A bar $ABC$ of length $L$ consists of two parts of equal lengths but different diameters. Segment $AB$ has diameter $d_1 = 100$ mm, and segment $BC$ has diameter $d_2 = 60$ mm. Both segments have length $\frac{L}{2} = 1$ m. A longitudinal hole of diameter $d$ is drilled through segment $AB$ for one-half of its length (distance $\frac{L}{4} = 0.5$ m). The bar is made of plastic having modulus of elasticity $E = 7.0$ GPa. Compressive loads $P = 115$ kN act at the ends of the bar.
(a) If the shortening of the bar is limited to 8.0 mm, what is the maximum allowable diameter $d_{max}$ of the hole?
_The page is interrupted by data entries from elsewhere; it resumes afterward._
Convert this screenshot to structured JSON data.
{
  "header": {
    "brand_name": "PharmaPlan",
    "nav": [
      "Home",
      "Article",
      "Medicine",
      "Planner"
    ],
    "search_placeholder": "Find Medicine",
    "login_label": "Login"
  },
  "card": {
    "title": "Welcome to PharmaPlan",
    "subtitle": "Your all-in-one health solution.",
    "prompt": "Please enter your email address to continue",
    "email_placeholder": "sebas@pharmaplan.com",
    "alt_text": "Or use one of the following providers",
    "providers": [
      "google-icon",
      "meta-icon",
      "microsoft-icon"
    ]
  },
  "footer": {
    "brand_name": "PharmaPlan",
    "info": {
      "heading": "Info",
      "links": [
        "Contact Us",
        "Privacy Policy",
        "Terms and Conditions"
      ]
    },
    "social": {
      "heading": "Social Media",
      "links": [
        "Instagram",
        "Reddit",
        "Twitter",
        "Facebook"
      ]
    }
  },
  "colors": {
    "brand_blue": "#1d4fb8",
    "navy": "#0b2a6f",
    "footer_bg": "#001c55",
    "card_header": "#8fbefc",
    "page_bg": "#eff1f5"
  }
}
Round your answer to one decimal place.
$d_{max} = \boxed{\phantom{00.0}}$ mm
(b) Now, if $d_{max}$ is instead set at $\frac{d_2}{2}$, at what distance $b$ from end $C$ should load $P$ be applied to limit the bar shortening to 8.0 mm? Round your answer to one decimal place.
$b = \boxed{\phantom{00.0}}$ mm
(c) Finally, if loads $P$ are applied at the ends and $d_{max} = \frac{d_2}{2}$, what is the permissible length $x$ of the hole if shortening is to be limited to 8.0 mm? Round your answer to one decimal place.
$x = \boxed{\phantom{00.0}}$ mm